Встал утром, где-то в 6 часов, провалялся до 7 часов. В аэропорту заработали двигатели вертолётов.
Позавтракал скумбрией в масле с хлебом и пошёл в «аэропорт». Там я был сильно разочарован, оказалось, что ещё в 7 часов утра в Киренск улетело два вертолёта. Был готов улететь ещё третий вертолёт, экипаж был не против меня взять с собой, на с ними был проверяющий работу экипажа «товарищ». Проверяющего мне уговорить не удалось, было видно, что он был недоволен работой экипажа, поэтому, сославшись на то, что экипаж плохо подготовлен, отказался посадить меня в вертолёт.
Купил билет на рейсовый АН-2, который должен был лететь из Ербогачёна. В аэропорту в это время шло обсуждение вчерашнего происшествия, когда двое подвыпивших «товарищей» на моторных лодках столкнулись на реке. В одной из лодок была 2-х летняя девочка, которая во время столкновения лодок упала за борт. Были бы водители лодок тогда трезвыми, этого могло бы не произойти. Дня три назад пропал мальчик, которого до сих пор не могут найти.
Да пьют здесь по-страшному. Ещё недалеко от Ерёмы нам стали попадаться, плывущие навстречу, пустые винные бутылки и чем ближе к Преображенке, их становилось, всё больше и больше. Когда пристали в Преображенке к берегу, то в том месте из бутылок была целая груда. Следует всё-таки отметить, что когда мы с Костей вошли в Преображенке в дом его родственника, хотя его там не оказалось, зато там были два пьяных «бича», которых его родственник откуда-то привёл. Так что, если бы не Юра с преображенской почты, ходил бы я всю ночь вокруг закрытого на замок помещения аэропорта, но зато, наверно, уже улетел бы на вертолёте в Киренск. А всё потому, что Юра меня просто дезинформировал, сказав, что раньше 9-ти часов, аэропорт всё равно не открывается, и раньше идти туда утром мне не нужно.

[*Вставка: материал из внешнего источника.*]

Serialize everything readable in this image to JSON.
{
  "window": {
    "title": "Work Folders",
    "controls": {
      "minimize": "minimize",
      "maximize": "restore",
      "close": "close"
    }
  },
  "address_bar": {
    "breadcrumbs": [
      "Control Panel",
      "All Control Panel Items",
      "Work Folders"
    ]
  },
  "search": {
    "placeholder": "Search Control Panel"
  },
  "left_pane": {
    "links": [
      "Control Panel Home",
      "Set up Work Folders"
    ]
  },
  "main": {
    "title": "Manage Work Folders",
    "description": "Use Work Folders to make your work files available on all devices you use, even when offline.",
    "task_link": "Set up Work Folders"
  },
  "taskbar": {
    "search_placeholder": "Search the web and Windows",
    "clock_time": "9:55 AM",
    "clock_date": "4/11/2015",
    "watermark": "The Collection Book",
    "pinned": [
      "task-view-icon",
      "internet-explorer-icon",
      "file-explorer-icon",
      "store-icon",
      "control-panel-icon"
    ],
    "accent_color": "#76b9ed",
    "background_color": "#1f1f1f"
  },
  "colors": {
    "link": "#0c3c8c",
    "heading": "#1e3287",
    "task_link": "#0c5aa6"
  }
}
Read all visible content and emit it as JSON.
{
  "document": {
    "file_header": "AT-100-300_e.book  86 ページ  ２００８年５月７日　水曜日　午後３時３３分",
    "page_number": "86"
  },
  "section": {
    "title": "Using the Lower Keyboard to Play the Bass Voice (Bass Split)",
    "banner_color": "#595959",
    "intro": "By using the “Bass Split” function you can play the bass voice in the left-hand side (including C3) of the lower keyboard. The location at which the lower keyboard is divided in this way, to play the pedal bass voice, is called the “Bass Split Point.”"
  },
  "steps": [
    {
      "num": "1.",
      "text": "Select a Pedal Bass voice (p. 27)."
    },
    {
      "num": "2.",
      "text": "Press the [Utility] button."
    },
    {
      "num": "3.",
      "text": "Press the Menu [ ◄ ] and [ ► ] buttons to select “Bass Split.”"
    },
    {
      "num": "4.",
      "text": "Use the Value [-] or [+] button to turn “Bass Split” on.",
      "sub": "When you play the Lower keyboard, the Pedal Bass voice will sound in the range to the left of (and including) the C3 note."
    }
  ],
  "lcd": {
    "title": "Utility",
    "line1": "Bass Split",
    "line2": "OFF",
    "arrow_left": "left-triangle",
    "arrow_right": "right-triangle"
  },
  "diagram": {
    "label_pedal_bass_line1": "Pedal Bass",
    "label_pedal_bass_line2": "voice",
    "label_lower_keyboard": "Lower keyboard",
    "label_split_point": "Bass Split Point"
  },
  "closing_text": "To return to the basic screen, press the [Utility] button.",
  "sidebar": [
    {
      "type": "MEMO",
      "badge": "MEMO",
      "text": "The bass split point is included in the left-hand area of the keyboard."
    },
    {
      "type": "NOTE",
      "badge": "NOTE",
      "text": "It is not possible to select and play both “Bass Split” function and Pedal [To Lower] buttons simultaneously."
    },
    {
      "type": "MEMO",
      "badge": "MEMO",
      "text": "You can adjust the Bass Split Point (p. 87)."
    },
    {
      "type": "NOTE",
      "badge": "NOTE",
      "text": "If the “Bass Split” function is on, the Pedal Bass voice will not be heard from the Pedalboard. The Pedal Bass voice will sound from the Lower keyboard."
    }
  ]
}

Брожу вокруг здания «аэропорта» и других прилегающих к нему строений. Прилетел АН-2 из Киренска, часа через два с половиной он должен будет вернуться из Ербогачёна.
Во время ожидания самолёта разговорился с одним из представителей нефтеразведки в этих местах. Этот (компетентный) товарищ работал на Преображенских площадках и руководил работами многих буровых. Поговорили о нефти и газе, а также о перспективах промышленного освоения открытых здесь месторождений.
Как я и предполагал ситуация была не такой оптимистической, как её описывал мне Костя Юрьев: для газа до 20 млрд кубических метров, не хватало 8 млрд кубических метров, а для нефти, вообще, ещё около половины, так что предстоит ещё пробурить не одну скважину, чтобы промышленное освоение этих месторождений стало экономически целесообразным.
Я даже не мог подумать, и только из разговора с этим нефтяником узнал, что буровыми работами можно заниматься с полной отдачей, только зимой, когда оборудование и проще доставить, и на месте смонтировать. Правда мороз, где-то под – 50°C и ещё ниже, начинает мешать работе, как нужно, и порой даже не даёт высунуть на «улицу» из балка нос. Да и люди, часто подводят- продолжал мне «жаловаться» нефтяник, – есть такие, что проработав до получки, больше не выходят на работу вообще. – Да и «лень матушка», даже в отношении своего быта, доходит здесь порой до анекдотичности, вот к примеру, такая история:
«Зимой в балке или в зимовье набивается человек двадцать народу. Есть печь, есть дрова, солярка, чтобы было легче разжигать печь, если она ночью погаснет. Нужно только встать, подбросить несколько поленьев и будет всё в порядке. И тепло, и никаких неудобств.
Но гаснет печь, все начинают поджимать ноги в спальных мешках или скрючиваться и ждут, кто первый не выдержит холода, словно соревнуются на выносливость. Вот одну такую компанию, и решил проучить один из водителей тягачей.
Он зашёл в зимовьё, в котором было уже прохладно, потому что печь уже погасла, и некоторые буровики уже начали поджимать ноги в спальных мешках, и сразу вернулся к тягачу, где у него в бардачке кабины лежал остаток, почти полностью сгоревшей стеариновой свечки.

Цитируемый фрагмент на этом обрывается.